В книге рассказывается история главного героя, который сталкивается с различными проблемами и препятствиями на протяжении всего своего путешествия. По пути он встречает множество второстепенных персонажей, которые играют важные роли в истории. Благодаря опыту главного героя книга исследует такие темы, как любовь, потеря, надежда и стойкость. По мере того, как главный герой преодолевает свои трудности, он усваивает ценные уроки жизни и растет как личность.
Маленькие, трогательные истории, наполненные светом, теплом и легкой грустью. Они разбудят память о твоем бессмертии, заставят достать крылья из старого сундука, стряхнуть с них пыль и взмыть навстречу свежему ветру, счастью и мечтам.
Известный украинский писатель Владимир Дрозд — автор многих прозаических книг на современную тему. В романах «Катастрофа» и «Спектакль» писатель обращается к судьбе творческого человека, предающего себя, пренебрегающего вечными нравственными ценностями ради внешнего успеха. Соединение сатирического и трагического начала, присущее мироощущению писателя, наиболее ярко проявилось в романе «Катастрофа».
Сборник посвящен памяти Александра Павловича Чудакова (1938–2005) – литературоведа, писателя, более всего известного книгами о Чехове и романом «Ложится мгла на старые ступени» (премия «Русский Букер десятилетия», 2011). После внезапной гибели Александра Павловича осталась его мемуарная проза, дневники, записи разговоров с великими филологами, книга стихов, которую он составил для друзей и близких, – они вошли в первую часть настоящей книги вместе с биографией А. П. Чудакова, написанной М. О. Чудаковой и И. Е. Гитович.
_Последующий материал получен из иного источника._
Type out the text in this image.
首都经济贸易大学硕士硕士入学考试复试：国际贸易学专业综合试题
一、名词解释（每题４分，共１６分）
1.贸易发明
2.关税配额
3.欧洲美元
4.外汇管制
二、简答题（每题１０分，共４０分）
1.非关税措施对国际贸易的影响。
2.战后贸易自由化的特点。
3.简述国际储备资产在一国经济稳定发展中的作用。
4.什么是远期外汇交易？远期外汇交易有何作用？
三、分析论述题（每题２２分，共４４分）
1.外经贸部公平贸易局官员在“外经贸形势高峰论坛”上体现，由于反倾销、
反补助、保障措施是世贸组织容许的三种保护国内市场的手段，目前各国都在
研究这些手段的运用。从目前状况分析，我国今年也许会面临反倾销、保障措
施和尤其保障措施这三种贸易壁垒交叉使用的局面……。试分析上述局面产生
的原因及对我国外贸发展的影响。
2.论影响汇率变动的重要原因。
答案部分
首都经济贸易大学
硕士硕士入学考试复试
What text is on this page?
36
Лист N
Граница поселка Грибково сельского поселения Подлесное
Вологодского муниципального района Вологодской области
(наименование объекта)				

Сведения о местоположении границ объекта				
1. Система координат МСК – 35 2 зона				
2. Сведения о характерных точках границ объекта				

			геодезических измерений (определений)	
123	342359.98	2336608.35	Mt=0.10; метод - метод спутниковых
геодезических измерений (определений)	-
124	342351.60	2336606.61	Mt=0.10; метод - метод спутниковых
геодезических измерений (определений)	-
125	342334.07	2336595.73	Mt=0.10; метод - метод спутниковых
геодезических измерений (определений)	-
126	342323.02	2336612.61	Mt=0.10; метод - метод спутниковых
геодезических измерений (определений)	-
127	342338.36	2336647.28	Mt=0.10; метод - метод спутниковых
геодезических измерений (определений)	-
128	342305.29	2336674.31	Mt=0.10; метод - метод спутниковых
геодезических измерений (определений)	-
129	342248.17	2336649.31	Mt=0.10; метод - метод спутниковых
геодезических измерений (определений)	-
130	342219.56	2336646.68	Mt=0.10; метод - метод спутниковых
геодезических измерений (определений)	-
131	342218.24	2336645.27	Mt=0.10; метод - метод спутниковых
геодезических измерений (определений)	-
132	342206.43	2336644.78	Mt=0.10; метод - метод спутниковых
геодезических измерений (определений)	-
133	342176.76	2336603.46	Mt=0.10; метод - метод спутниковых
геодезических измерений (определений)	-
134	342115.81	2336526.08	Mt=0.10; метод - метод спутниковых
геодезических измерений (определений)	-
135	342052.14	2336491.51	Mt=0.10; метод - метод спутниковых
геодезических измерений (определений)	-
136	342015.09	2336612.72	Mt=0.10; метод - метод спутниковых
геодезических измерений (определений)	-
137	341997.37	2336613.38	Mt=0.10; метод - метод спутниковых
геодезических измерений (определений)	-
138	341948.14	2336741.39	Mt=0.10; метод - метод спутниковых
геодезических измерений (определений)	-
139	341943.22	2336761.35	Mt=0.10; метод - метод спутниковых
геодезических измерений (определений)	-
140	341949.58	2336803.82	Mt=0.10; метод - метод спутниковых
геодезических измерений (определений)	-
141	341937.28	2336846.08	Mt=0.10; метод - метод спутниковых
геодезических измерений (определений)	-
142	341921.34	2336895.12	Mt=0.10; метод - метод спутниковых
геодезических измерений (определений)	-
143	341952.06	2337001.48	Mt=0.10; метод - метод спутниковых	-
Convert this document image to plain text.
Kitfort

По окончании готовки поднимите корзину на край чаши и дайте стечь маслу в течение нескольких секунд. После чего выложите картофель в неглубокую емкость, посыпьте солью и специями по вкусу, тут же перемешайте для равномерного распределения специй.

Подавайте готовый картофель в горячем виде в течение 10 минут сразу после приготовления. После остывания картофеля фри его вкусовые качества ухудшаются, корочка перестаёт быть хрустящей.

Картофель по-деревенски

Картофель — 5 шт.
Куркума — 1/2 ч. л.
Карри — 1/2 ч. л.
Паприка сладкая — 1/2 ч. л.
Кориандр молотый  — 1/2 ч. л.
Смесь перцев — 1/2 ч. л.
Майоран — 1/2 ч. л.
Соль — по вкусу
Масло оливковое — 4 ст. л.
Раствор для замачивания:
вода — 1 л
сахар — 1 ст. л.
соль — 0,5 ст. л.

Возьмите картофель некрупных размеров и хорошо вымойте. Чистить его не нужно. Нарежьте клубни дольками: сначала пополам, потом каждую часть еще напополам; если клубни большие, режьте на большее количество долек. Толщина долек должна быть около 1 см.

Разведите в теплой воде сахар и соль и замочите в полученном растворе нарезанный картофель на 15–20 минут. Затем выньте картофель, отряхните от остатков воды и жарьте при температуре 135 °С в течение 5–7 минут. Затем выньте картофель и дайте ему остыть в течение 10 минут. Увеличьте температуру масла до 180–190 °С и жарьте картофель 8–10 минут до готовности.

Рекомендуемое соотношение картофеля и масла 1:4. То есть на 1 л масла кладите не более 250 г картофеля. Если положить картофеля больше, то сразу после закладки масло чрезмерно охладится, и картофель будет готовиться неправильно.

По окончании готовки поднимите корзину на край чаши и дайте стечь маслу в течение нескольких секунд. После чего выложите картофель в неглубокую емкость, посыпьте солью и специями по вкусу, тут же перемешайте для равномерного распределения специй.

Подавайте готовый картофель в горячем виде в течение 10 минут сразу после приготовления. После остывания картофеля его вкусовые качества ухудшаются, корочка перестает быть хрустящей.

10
В книге рассказывается история главного героя, который сталкивается с различными проблемами и препятствиями на протяжении всего своего путешествия. По пути он встречает множество второстепенных персонажей, которые играют важные роли в истории. Благодаря опыту главного героя книга исследует такие темы, как любовь, потеря, надежда и стойкость. По мере того, как главный герой преодолевает свои трудности, он усваивает ценные уроки жизни и растет как личность.
В книге рассказывается история главного героя, который сталкивается с различными проблемами и препятствиями на протяжении всего своего путешествия. По пути он встречает множество второстепенных персонажей, которые играют важные роли в истории. Благодаря опыту главного героя книга исследует такие темы, как любовь, потеря, надежда и стойкость. По мере того, как главный герой преодолевает свои трудности, он усваивает ценные уроки жизни и растет как личность.
В книге рассказывается история главного героя, который сталкивается с различными проблемами и препятствиями на протяжении всего своего путешествия. По пути он встречает множество второстепенных персонажей, которые играют важные роли в истории. Благодаря опыту главного героя книга исследует такие темы, как любовь, потеря, надежда и стойкость. По мере того, как главный герой преодолевает свои трудности, он усваивает ценные уроки жизни и растет как личность.